The study, 10-Year Outcomes after Monitoring, Surgery, or Radiotherapy for Localized Prostate Cancer followed the progress of 1634 British men who were randomly assigned to treatment or active monitoring.

I have recently been seeing promotions on social media for Blue September New Zealand that suggest I should get screened:

We’ve all got fears. But a prostate check shouldn’t be one of them. Each year prostate cancer kills 600 Kiwi men – now that’s scary. So this Blue September, we want you to face your fear for prostate cancer awareness month.

There is an easier to read discussion about prostate screening and treatment at On Science Blogs: Prostate cancer disputes and media matters: Watchful waiting OK?


The prostate-specific antigen test for prostate cancer was developed in the 1990s, quickly followed by an explosion of PSA screening for the disease and a further explosion of treatment. Treatment consists of either radiation or surgical removal of the prostate. The treatments have hard-to-live-with side effects such as urinary and bowel incontinence and loss of sexual function.

Yet the disease itself is often not particularly life-threatening. It’s a truism that most men diagnosed with prostate cancer will die of something else first. Experts grew alarmed at the rush to treatment, much of which was likely to injure patients without extending their lives. They began arguing against routine PSA screening, especially mass screening.

Now there is strong evidence that watchful waiting is a reasonable approach for most men with prostate cancer. British scientists studied more than 1600 men for 10 years. The men had been randomized into groups that had surgery or radiation or underwent only “active monitoring.” Most of the men survived no matter which group they belonged to.


  1. It may be that men with more severe symptoms will improve their chances of survival through treatment.
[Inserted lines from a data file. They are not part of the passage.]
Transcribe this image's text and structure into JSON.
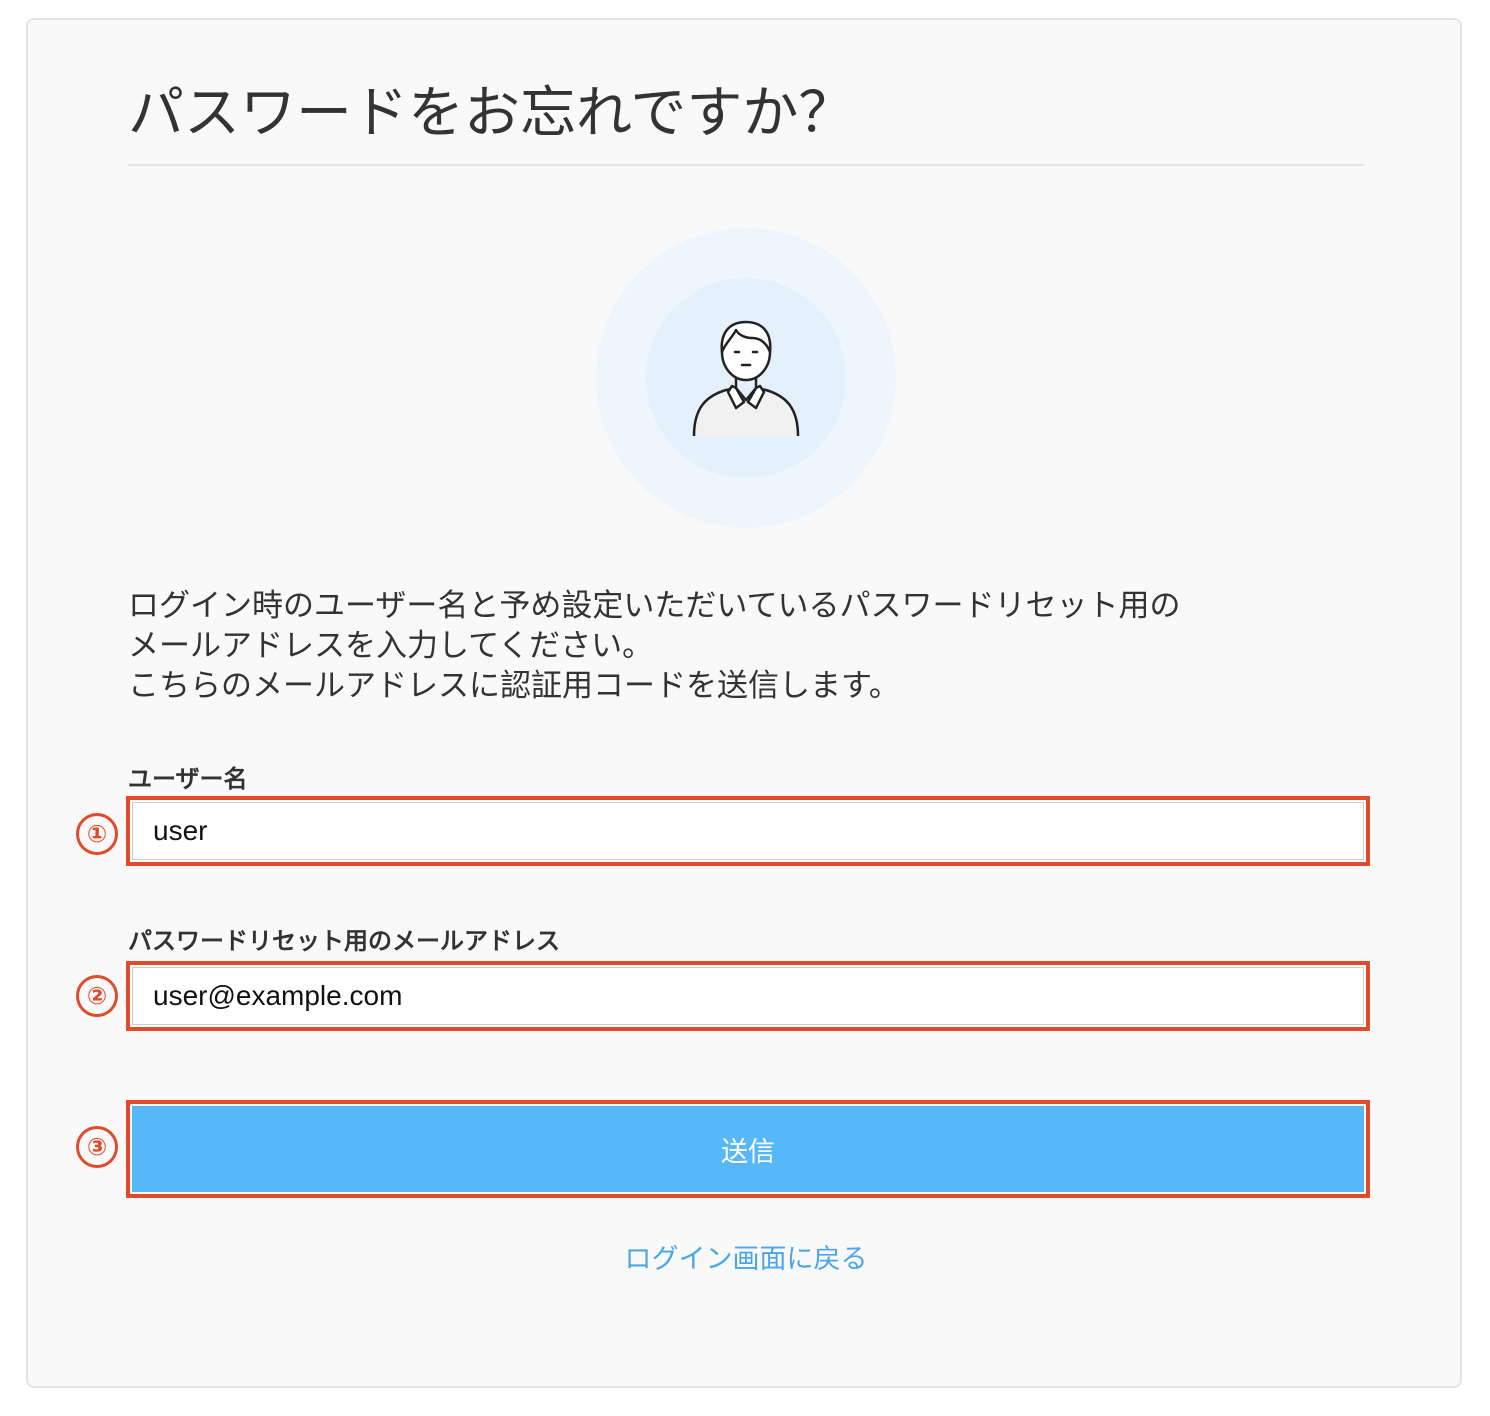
{
  "page": {
    "title": "パスワードをお忘れですか？"
  },
  "avatar": {
    "icon": "user-avatar-icon"
  },
  "description": {
    "lines": [
      "ログイン時のユーザー名と予め設定いただいているパスワードリセット用の",
      "メールアドレスを入力してください。",
      "こちらのメールアドレスに認証用コードを送信します。"
    ]
  },
  "form": {
    "username": {
      "label": "ユーザー名",
      "value": "user",
      "marker": "①"
    },
    "email": {
      "label": "パスワードリセット用のメールアドレス",
      "value": "user@example.com",
      "marker": "②"
    },
    "submit": {
      "label": "送信",
      "marker": "③"
    }
  },
  "links": {
    "back_to_login": "ログイン画面に戻る"
  },
  "colors": {
    "accent": "#56b8f8",
    "link": "#4aa6e8",
    "annotation": "#e24a2c"
  }
}
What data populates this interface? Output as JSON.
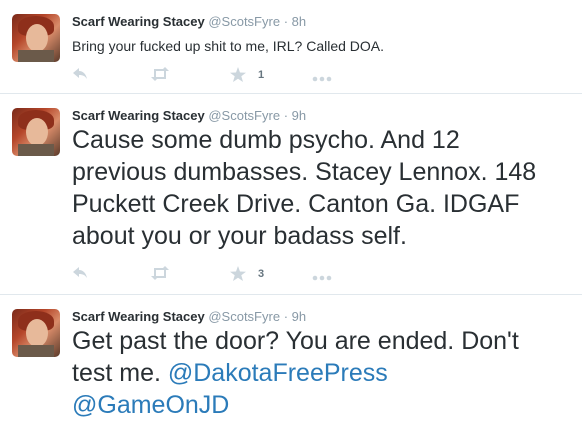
{
  "tweets": [
    {
      "fullname": "Scarf Wearing Stacey",
      "handle": "@ScotsFyre",
      "time": "· 8h",
      "lines": [
        "Bring your fucked up shit to me, IRL? Called DOA."
      ],
      "actions": {
        "reply_icon": "reply-icon",
        "retweet_icon": "retweet-icon",
        "favorite_icon": "star-icon",
        "favorite_count": "1",
        "more_icon": "more-icon"
      }
    },
    {
      "fullname": "Scarf Wearing Stacey",
      "handle": "@ScotsFyre",
      "time": "· 9h",
      "lines": [
        "Cause some dumb psycho.  And 12",
        "previous dumbasses. Stacey Lennox. 148",
        "Puckett Creek Drive. Canton Ga. IDGAF",
        "about you or your badass self."
      ],
      "actions": {
        "reply_icon": "reply-icon",
        "retweet_icon": "retweet-icon",
        "favorite_icon": "star-icon",
        "favorite_count": "3",
        "more_icon": "more-icon"
      }
    },
    {
      "fullname": "Scarf Wearing Stacey",
      "handle": "@ScotsFyre",
      "time": "· 9h",
      "line1": "Get past the door? You are ended. Don't",
      "line2_text": "test me. ",
      "mention1": "@DakotaFreePress",
      "mention2": "@GameOnJD"
    }
  ],
  "colors": {
    "link": "#2b7bb9",
    "name": "#292f33",
    "muted": "#8899a6",
    "icon": "#ccd6dd",
    "divider": "#e1e8ed"
  }
}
Also, men perhaps have the right to know whether they have prostate cancer or not and to make an informed choice about treatment.

    There is a case to be made that men deserve some subsidization of testing if they experience certain symptoms, given what is spent on free breast and cervical screening for women. Alternatively or additionally, gender equality may also be served by an announcement of substantial funding for research into ways that men might avoid or better manage prostate cancer, and dissemination of what is learned through that research. I understand that more men die from prostate cancer (as opposed to with it) than women die from breast and cervical cancer combined.
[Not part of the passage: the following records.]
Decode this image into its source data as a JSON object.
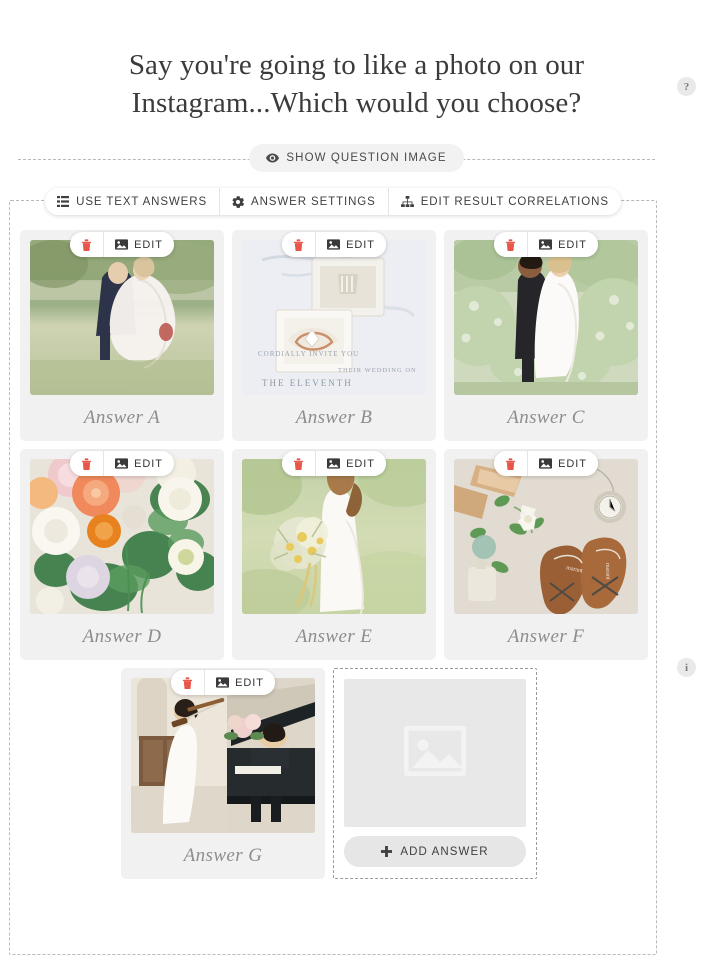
{
  "question": {
    "title": "Say you're going to like a photo on our Instagram...Which would you choose?",
    "show_image_button": {
      "label": "SHOW QUESTION IMAGE",
      "icon": "eye-icon"
    }
  },
  "toolbar": {
    "buttons": [
      {
        "label": "USE TEXT ANSWERS",
        "icon": "list-icon"
      },
      {
        "label": "ANSWER SETTINGS",
        "icon": "gear-icon"
      },
      {
        "label": "EDIT RESULT CORRELATIONS",
        "icon": "sitemap-icon"
      }
    ]
  },
  "card_actions": {
    "delete_icon": "trash-icon",
    "edit_icon": "image-icon",
    "edit_label": "EDIT"
  },
  "answers": [
    {
      "label": "Answer A",
      "image_alt": "bride-and-groom-in-vineyard"
    },
    {
      "label": "Answer B",
      "image_alt": "wedding-rings-in-boxes-on-invitation"
    },
    {
      "label": "Answer C",
      "image_alt": "couple-embracing-in-garden"
    },
    {
      "label": "Answer D",
      "image_alt": "pastel-flower-bouquet-closeup"
    },
    {
      "label": "Answer E",
      "image_alt": "bride-holding-wildflower-bouquet"
    },
    {
      "label": "Answer F",
      "image_alt": "flatlay-shoes-watch-perfume"
    },
    {
      "label": "Answer G",
      "image_alt": "violinist-and-pianist-performing"
    }
  ],
  "add_answer": {
    "label": "ADD ANSWER",
    "icon": "plus-icon",
    "placeholder_icon": "image-placeholder-icon"
  },
  "side_buttons": {
    "help": {
      "label": "?",
      "name": "help-icon"
    },
    "info": {
      "label": "i",
      "name": "info-icon"
    }
  },
  "colors": {
    "card_background": "#f1f1f1",
    "delete_icon": "#e8564a",
    "label_text": "#8d8d8d",
    "dashed_border": "#b9b9b9"
  }
}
    Comment by Man X Norton — Sun 25th September 2016 @ 3:03 pm

  2. These “studies” really piss me off. They fail to ask one very important question of the men who have had their prostate removed surgically ….. “We’ve done a study and concluded that your cancerous prostate might not kill you. Would you like us to implant it back in your body ?”
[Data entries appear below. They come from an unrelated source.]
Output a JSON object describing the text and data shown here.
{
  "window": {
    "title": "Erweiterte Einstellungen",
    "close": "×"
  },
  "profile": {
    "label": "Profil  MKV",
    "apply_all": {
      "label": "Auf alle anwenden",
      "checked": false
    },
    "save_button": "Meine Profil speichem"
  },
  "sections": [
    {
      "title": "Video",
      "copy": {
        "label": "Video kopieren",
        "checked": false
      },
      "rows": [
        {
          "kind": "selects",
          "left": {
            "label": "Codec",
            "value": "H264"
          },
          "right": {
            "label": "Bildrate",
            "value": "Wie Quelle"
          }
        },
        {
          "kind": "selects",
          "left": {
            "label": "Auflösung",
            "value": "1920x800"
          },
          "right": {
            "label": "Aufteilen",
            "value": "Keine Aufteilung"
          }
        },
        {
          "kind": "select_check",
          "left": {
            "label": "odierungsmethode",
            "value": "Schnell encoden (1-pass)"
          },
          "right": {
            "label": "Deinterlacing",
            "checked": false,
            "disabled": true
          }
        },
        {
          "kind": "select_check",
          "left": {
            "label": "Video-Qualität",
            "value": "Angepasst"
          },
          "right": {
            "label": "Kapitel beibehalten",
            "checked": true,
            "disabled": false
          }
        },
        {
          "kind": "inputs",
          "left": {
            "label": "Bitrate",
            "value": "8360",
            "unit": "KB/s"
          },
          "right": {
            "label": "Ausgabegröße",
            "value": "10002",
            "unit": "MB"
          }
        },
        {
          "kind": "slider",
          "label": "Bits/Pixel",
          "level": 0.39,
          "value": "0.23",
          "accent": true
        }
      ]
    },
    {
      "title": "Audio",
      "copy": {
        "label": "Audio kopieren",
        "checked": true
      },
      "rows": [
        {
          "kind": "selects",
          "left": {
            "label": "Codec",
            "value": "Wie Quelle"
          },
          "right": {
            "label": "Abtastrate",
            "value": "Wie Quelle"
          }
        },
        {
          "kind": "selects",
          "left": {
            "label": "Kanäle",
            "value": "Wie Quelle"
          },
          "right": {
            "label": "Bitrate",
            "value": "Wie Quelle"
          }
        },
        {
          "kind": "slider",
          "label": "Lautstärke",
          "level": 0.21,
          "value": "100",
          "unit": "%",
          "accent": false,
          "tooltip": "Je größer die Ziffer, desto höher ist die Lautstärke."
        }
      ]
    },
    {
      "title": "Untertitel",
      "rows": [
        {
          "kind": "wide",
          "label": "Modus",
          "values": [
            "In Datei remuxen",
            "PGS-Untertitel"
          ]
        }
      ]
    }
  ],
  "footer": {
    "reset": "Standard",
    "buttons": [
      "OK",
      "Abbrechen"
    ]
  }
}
    Comment by golfa — Sat 15th October 2016 @ 8:59 am

  3. There are a couple of issues that have come up recently.

    First. I saw an article a while ago, that suggested that men having more sexual partners in their lifetime, was increasing prostate cancer rates.

    Second. In conversation recently I heard the opinion that older men engaging with a new partner are likely to see a spike in psa readings, caused by either renewed sexual activity or minor urinary tract infections.

    What is the current medical thinking around this?

    There are a couple of other questions that have come up in recent conversations.

    A man who had his prostate removed says he has a rising psa that is being monitored?

    Does this mean his prostate cancer had spread before his prostate was removed, or does the psa reading indicate a range of possibilities including prostate cancer.

    A man who had prostrate radium treatment in the past had an increased psa reading which on investigation found that the cancer had relocated to the area of his back surgery.

    I’m guessing back surgeons wouldn’t want that news spreading, although I understand there is also a move away from surgical options to less invasive forms of treatment where possible for men’s back injuries, which have probably taken a similar unnecessary routine treatment regime?

    What are your thoughts in these cases?

    Comment by Downunder — Tue 18th April 2017 @ 7:41 am

  4. @JohnP I was hoping to see this post get an update.